|
|
 |
Tips on Performance Testing and
Optimization By Floyd Marinescu, Senior Architect
The purpose of this document is to explain how to go
about performing scalability testing, performance testing, and optimization, in a typical
Java 2 Enterprise Edition (J2EE) environemnt.
Definitions:
Response Time the time it takes between initial request
and complete download of response (rendering of entire web page).
Load a measurement of the usage of the system. A server is
said to experience high load when its supported application is being heavily
trafficked.
Scalability - A scalable application will has a response
time that increases linearly as load increases. Such an application, will be
able to process more and more volume by adding more hardware resources in a
linear (not exponential) fashion.
Automation testing tools Tools (Silk from Segue Software,
WebLoad, etc) used to simulate a user by requesting pages or going through
pre-programmed workflow on your site.
Load testing tools Most automation testing tools can also
be used as load testing software, like WebLoad. These tools will simulate any
number of users using your site and provide you with important data like average
response times.
Profiler. A profiler is a program that examines your
application as it runs. It provides you with useful run time information such as
time spent in particular code blocks, memory / heap utilization, number of
instances of particular objects in memory, etc.

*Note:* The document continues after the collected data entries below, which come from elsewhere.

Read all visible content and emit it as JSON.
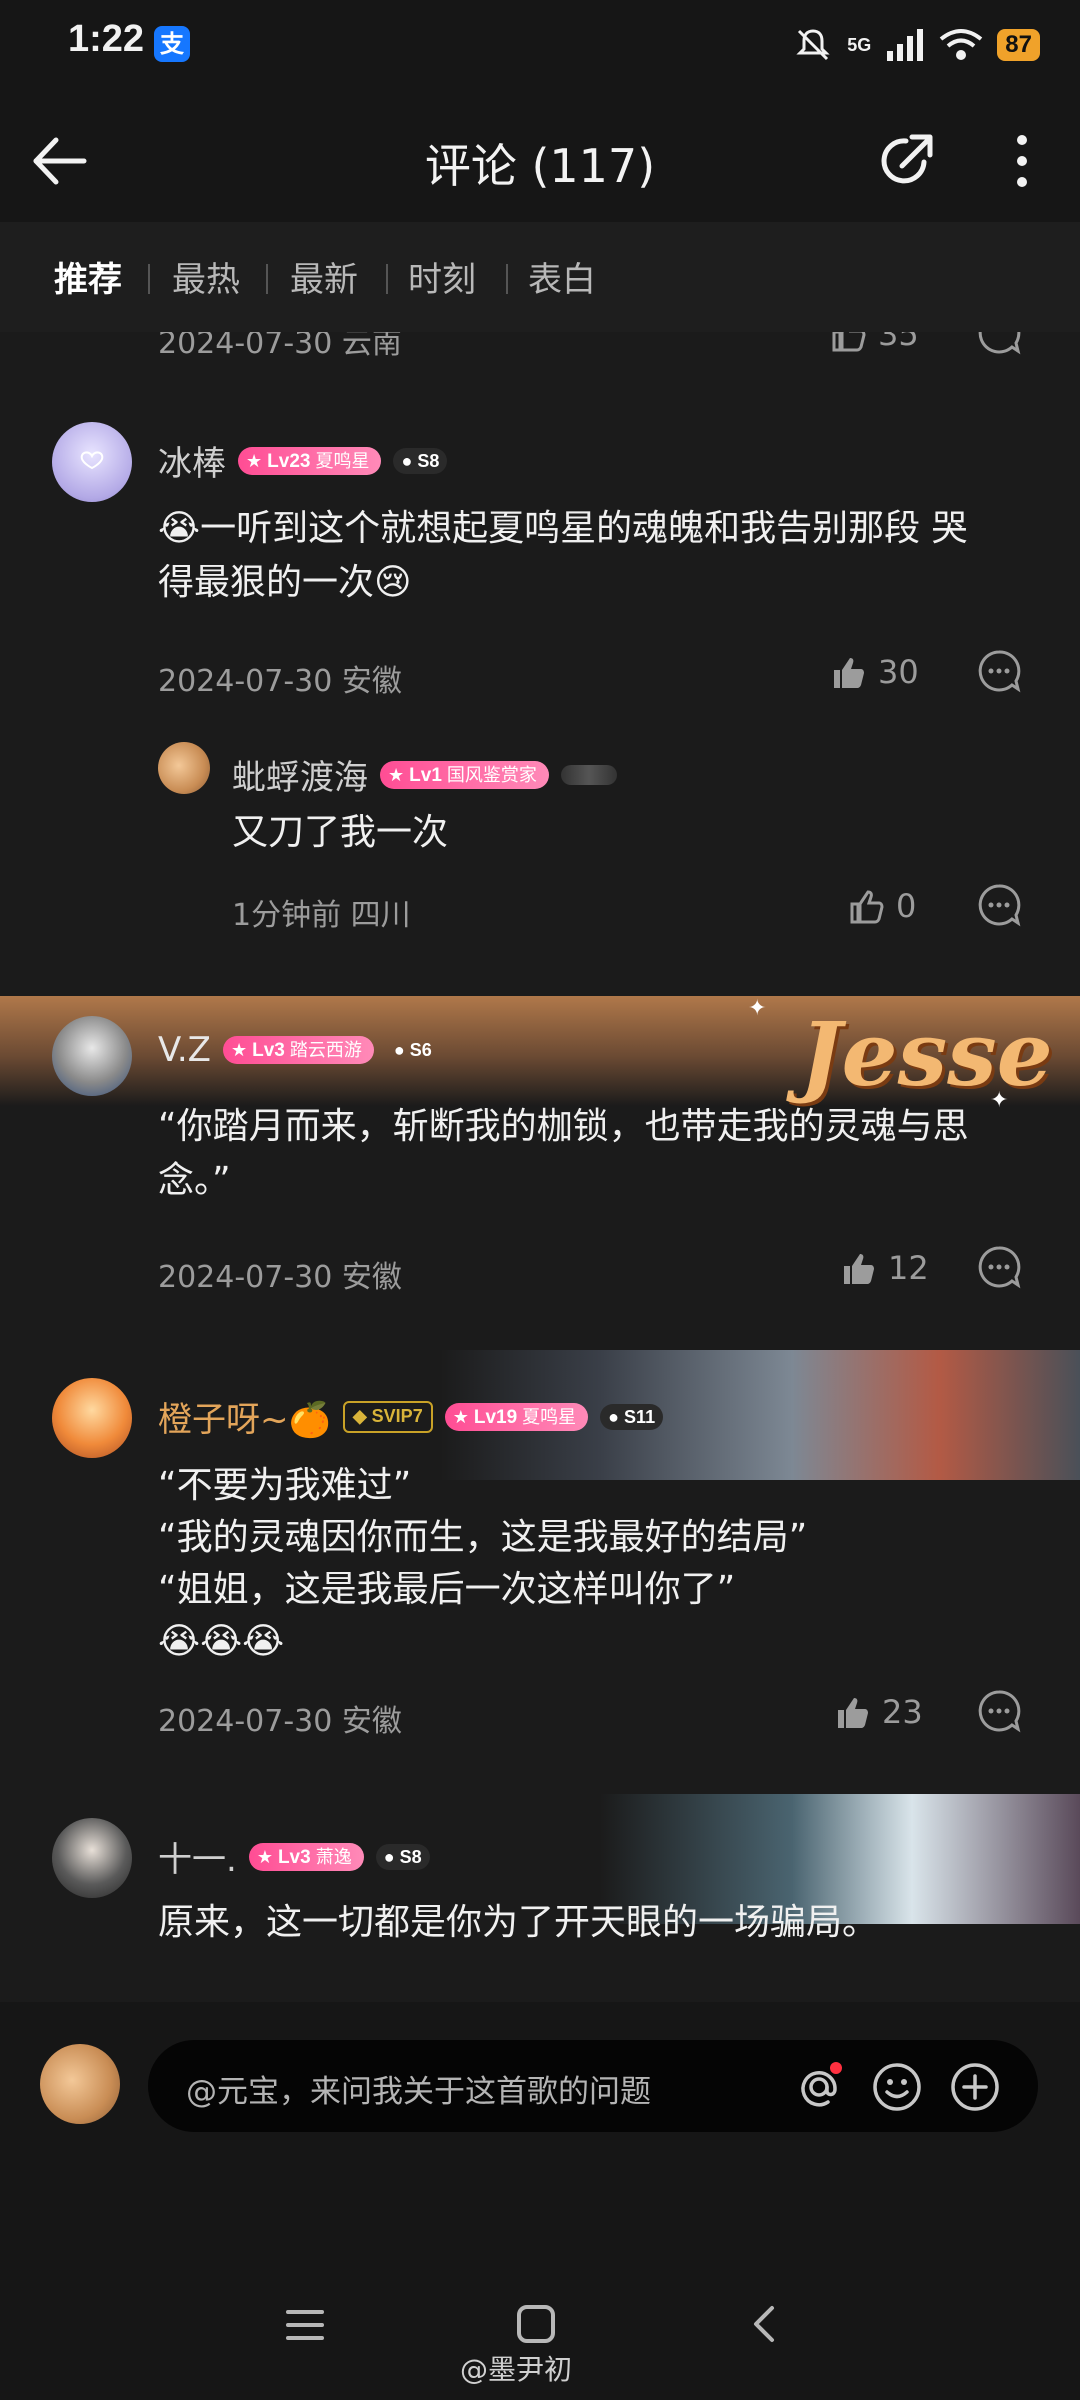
{
  "status_bar": {
    "time": "1:22",
    "alipay_label": "支",
    "network": "5G",
    "battery": "87"
  },
  "header": {
    "title": "评论 (117)"
  },
  "tabs": [
    "推荐",
    "最热",
    "最新",
    "时刻",
    "表白"
  ],
  "comments": {
    "partial_top": {
      "meta": "2024-07-30 云南",
      "likes": "35"
    },
    "c1": {
      "user": "冰棒",
      "level": "Lv23",
      "level_title": "夏鸣星",
      "s_badge": "S8",
      "text_line1": "😭一听到这个就想起夏鸣星的魂魄和我告别那段 哭",
      "text_line2": "得最狠的一次😢",
      "meta": "2024-07-30 安徽",
      "likes": "30",
      "reply": {
        "user": "蚍蜉渡海",
        "level": "Lv1",
        "level_title": "国风鉴赏家",
        "text": "又刀了我一次",
        "meta": "1分钟前 四川",
        "likes": "0"
      }
    },
    "c2": {
      "user": "V.Z",
      "level": "Lv3",
      "level_title": "踏云西游",
      "s_badge": "S6",
      "decor_text": "Jesse",
      "text_line1": "“你踏月而来，斩断我的枷锁，也带走我的灵魂与思",
      "text_line2": "念。”",
      "meta": "2024-07-30 安徽",
      "likes": "12"
    },
    "c3": {
      "user": "橙子呀~🍊",
      "vip": "SVIP7",
      "level": "Lv19",
      "level_title": "夏鸣星",
      "s_badge": "S11",
      "text_line1": "“不要为我难过”",
      "text_line2": "“我的灵魂因你而生，这是我最好的结局”",
      "text_line3": "“姐姐，这是我最后一次这样叫你了”",
      "text_line4": "😭😭😭",
      "meta": "2024-07-30 安徽",
      "likes": "23"
    },
    "c4": {
      "user": "十一.",
      "level": "Lv3",
      "level_title": "萧逸",
      "s_badge": "S8",
      "text_line1": "原来，这一切都是你为了开天眼的一场骗局。"
    }
  },
  "input": {
    "placeholder": "@元宝，来问我关于这首歌的问题"
  },
  "watermark": "@墨尹初",
  "colors": {
    "background": "#1b1b1b",
    "badge_pink": "#ff4d94",
    "battery": "#f0a22a",
    "vip_gold": "#c9a227"
  }
}
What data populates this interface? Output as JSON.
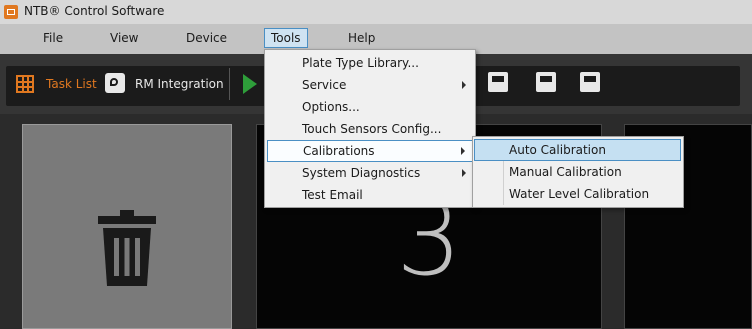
{
  "window": {
    "title": "NTB® Control Software"
  },
  "menubar": {
    "file": "File",
    "view": "View",
    "device": "Device",
    "tools": "Tools",
    "help": "Help"
  },
  "toolbar": {
    "task_list": "Task List",
    "rm_integration": "RM Integration"
  },
  "tools_menu": [
    {
      "label": "Plate Type Library..."
    },
    {
      "label": "Service"
    },
    {
      "label": "Options..."
    },
    {
      "label": "Touch Sensors Config..."
    },
    {
      "label": "Calibrations"
    },
    {
      "label": "System Diagnostics"
    },
    {
      "label": "Test Email"
    }
  ],
  "calibrations_menu": [
    {
      "label": "Auto Calibration"
    },
    {
      "label": "Manual Calibration"
    },
    {
      "label": "Water Level Calibration"
    }
  ],
  "main": {
    "big_number": "3"
  },
  "colors": {
    "accent_orange": "#e07820",
    "highlight_blue": "#4a8fc4",
    "play_green": "#2e9e3a"
  }
}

A Process for performance testing
1) Functional Testing. Most applications begin tests be
first completing functional tests. That is, ensuring that all the usecases /
workflow in your application work.
2) Load and Scalability Testing. Load and scalabilty
testing has too forms:
- Test Response time as you increase the size of our database
- Testing response time as you increase concurrent
users
3) Interpreting the results. After measuring
response time at varied database sizes and loads, you can now make
interpretations based on the average response time of these tests and the
resource utilization of the server during the tests.
4) Optimization. After identifying problems in
the last step, you now interpret the results and track down the problem.
Load and Scalability Testing The purpose of load and
scalability testing is to ensure that your application will have a good response
time during peak usage. You can also test how your application will behave over
time (as your website contains more and more data in your database). To
begin testing, write some testing scripts that will populate your database with
an average amount of data. Run your performance tests, measure your response
time. Then populate your database with an extreme amount of data (3 to 4 times
more data than you can foresee having in 3 years). Run your performance
tests again. If response times are significantly larger for the second test,
then something is wrong.
To run your performance tests, you will want to simulate server usage
at different loads. As a rule of thumb, I simulate low load (one to 5 concurrent
users), medium load (10-50 concurrent users), high load (100 concurrent
users) and extreme load (1000+ concurrent users). Note that these numbers
are arbitrary and depend on your business needs. Also, simulating 10 concurrent
users with load testing software isnt representative of 10 people, since
each robot in the load test may wait just milliseconds before hitting the
server again. Thus, using a load tester to simulate 10 users is probably more
representative of the web surfing patterns of 30-40 people.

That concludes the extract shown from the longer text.